The immediate surprise in this Magma album is how upbeat the music is, more so than anything else in their still expanding catalogue. Despite a few suitably bizarre digressions (look no deeper than the guttural Munchkin voices interrupting "Iss Lanseï Doïa"), this could almost be Zeuhl party music: a far cry from the hypnotic, sepulchral mantras of "M.D.K." or "Köhntarkösz".

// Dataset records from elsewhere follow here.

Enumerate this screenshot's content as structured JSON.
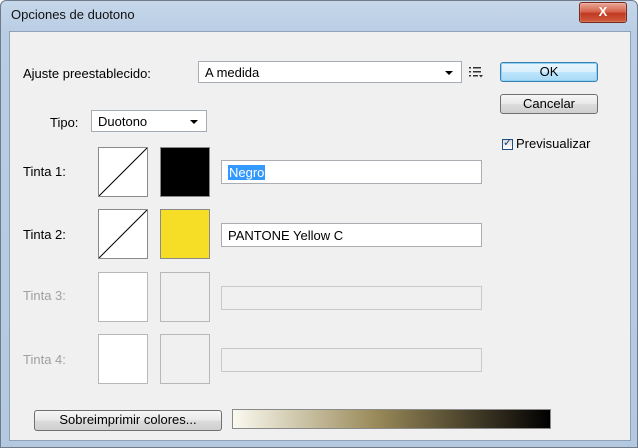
{
  "window": {
    "title": "Opciones de duotono",
    "close_glyph": "X"
  },
  "preset": {
    "label": "Ajuste preestablecido:",
    "value": "A medida",
    "menu_icon": "list-menu-icon"
  },
  "type": {
    "label": "Tipo:",
    "value": "Duotono"
  },
  "inks": [
    {
      "label": "Tinta 1:",
      "color": "#000000",
      "name": "Negro",
      "enabled": true,
      "selected": true
    },
    {
      "label": "Tinta 2:",
      "color": "#f5de25",
      "name": "PANTONE Yellow C",
      "enabled": true,
      "selected": false
    },
    {
      "label": "Tinta 3:",
      "color": "",
      "name": "",
      "enabled": false,
      "selected": false
    },
    {
      "label": "Tinta 4:",
      "color": "",
      "name": "",
      "enabled": false,
      "selected": false
    }
  ],
  "buttons": {
    "ok": "OK",
    "cancel": "Cancelar",
    "overprint": "Sobreimprimir colores..."
  },
  "preview": {
    "label": "Previsualizar",
    "checked": true
  },
  "gradient": {
    "from": "#fbfaf0",
    "mid": "#9a8a5a",
    "to": "#000000"
  }
}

Ditching their electric guitarist after the debut album only emphasized the jazzy horn work. But it still wasn't Jazz Rock, no matter what anyone might still be saying. The sequel stressed the more operatic elements in the music, strained as always through a unique sieve of jazz-like spontaneity and precise mathematic notation, all performed with eldritch Avant-Rock intensity.

The album's three long tracks might be too fractured at times, each one organized in an episodic medley of seemingly unrelated fragments and repetitive phrases (when it was revisited in 2014, the 22-minute "Rïah Sahïltaahk" was indexed into eight separate tracks). And the whole thing ends on a surprisingly anti-climactic note, with an unresolved fade-out in the middle of another groovy Zeuhl jam, this one shouldering the unwieldy title "Ki Ïahl Ö Lïahk"...grammatically normal in the universe of Magma, but still a tongue-twister worthy of Mr. Fox (in Socks, of Dr. Seuss fame, of course).

The element of surprise is missing too, after the outer-limit innovations of the first Magma LP. But the second album is illuminated by its own mysterious light, strong enough in retrospect to withstand the long shadow cast two years later by the band's magnum opus, "Mëkanïk Dëstruktïw Kömmandöh".